Profile picture of Kevin
Kevin
Coach
27 min ago
Ex-Bain (London) | Private Equity & M&A | 12+ Yrs Experience | The Reflex Method | Free Intro Call

This is a great strategic question, and it’s commendable that you are planning your path to the C-suite so early while navigating real financial constraints. You are correct that consulting accelerates careers, and the immediate need is to ensure your current path is feeding into your long-term goal, not diverting from it.

Here’s the reality of how the lateral recruiting filter will view your experience: The distinction between "strategy consulting" and "agency/medical communications consulting" is often a rigid filter at MBB and Tier 2 firms. Your current firm is excellent for learning the operational specifics of commercialization, but recruiters often struggle to equate med comms or value and evidence work with core commercial due diligence, market entry strategy, or portfolio optimization—which are the experiences they seek in lateral hires. Staying for 1-2 years and reapplying without a significant pivot in project type will likely result in the same outcome.

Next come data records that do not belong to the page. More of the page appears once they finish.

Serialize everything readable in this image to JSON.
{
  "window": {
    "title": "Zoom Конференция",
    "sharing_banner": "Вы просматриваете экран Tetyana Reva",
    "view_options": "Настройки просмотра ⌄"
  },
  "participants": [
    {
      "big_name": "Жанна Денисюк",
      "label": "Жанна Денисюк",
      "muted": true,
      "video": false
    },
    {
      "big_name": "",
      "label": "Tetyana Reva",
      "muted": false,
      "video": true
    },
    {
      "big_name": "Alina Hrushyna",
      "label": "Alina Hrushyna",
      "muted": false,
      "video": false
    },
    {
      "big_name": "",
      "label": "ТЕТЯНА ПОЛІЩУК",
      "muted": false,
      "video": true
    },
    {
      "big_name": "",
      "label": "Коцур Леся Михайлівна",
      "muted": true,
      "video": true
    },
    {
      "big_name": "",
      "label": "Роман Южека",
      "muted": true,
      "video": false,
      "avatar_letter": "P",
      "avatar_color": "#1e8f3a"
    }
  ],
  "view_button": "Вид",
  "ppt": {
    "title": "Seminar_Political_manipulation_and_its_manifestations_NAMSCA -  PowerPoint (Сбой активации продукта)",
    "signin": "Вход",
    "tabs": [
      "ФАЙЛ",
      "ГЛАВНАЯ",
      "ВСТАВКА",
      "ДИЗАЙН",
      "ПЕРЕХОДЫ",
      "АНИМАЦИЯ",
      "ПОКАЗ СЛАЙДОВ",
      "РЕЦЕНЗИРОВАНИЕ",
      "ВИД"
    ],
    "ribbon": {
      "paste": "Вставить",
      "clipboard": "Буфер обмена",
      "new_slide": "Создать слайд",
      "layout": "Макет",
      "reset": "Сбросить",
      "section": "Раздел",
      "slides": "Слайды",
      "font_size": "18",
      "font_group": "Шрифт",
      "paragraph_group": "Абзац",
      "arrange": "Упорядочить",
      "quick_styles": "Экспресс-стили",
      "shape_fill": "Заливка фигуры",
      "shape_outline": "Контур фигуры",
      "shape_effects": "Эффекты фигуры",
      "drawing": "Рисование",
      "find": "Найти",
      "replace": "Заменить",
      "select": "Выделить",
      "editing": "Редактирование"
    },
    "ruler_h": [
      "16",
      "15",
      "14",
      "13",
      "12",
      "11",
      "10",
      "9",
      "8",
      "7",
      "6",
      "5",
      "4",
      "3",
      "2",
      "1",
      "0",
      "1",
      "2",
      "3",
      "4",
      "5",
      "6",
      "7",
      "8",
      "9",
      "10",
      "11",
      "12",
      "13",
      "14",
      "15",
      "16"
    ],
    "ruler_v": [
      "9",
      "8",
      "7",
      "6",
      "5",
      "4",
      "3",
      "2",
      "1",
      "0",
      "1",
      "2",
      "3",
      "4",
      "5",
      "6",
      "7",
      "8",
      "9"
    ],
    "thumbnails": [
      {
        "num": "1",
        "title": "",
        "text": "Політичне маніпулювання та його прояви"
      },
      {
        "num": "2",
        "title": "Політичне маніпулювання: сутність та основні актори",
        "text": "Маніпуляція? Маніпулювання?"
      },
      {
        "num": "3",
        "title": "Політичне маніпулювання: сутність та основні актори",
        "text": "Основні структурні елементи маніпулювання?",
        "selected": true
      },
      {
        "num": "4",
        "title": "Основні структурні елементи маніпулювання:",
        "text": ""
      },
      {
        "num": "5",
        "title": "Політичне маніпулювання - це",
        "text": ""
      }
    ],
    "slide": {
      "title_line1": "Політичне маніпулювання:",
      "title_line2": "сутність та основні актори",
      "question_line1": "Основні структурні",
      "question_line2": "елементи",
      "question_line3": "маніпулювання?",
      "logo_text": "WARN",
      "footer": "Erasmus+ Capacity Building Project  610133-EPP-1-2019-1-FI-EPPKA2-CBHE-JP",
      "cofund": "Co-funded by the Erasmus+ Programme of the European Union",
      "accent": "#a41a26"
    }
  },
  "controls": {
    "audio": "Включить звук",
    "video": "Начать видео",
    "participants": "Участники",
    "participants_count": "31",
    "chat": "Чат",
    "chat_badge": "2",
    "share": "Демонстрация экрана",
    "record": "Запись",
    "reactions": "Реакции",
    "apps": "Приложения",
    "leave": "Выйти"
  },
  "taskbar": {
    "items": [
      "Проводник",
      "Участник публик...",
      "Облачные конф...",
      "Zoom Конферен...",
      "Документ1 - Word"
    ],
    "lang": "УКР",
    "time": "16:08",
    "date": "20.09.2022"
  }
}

Given your age and long-term goal, your best move is the Strategic Reset, and that almost always involves education. A part-time Master's will not provide the brand equity, network access, or recruiting cycle reset you need. If you cannot afford to stop working right now, your strategy must be to maximize your earnings for the next 18–24 months while preparing to apply for a highly selective, full-time Master’s program (e.g., a top-tier MBA, MHA, or specialized MSc). Securing admission and funding to a true target school is the most reliable way to get back into the MBB recruiting pipeline, allowing you to bypass the initial screen where your boutique agency experience might be undervalued.

If you must stay in your role while saving, focus relentlessly on internal projects that are labeled “strategy,” even if they are only tangentially related—look for opportunities to lead pricing, organizational restructuring, or competitive analysis work for your clients. This gives you the specific language needed to pass the lateral screening hurdle later on, though the educational reset remains the stronger, cleaner path to the C-suite trajectory you desire.

Hope this helps frame your options clearly. All the best.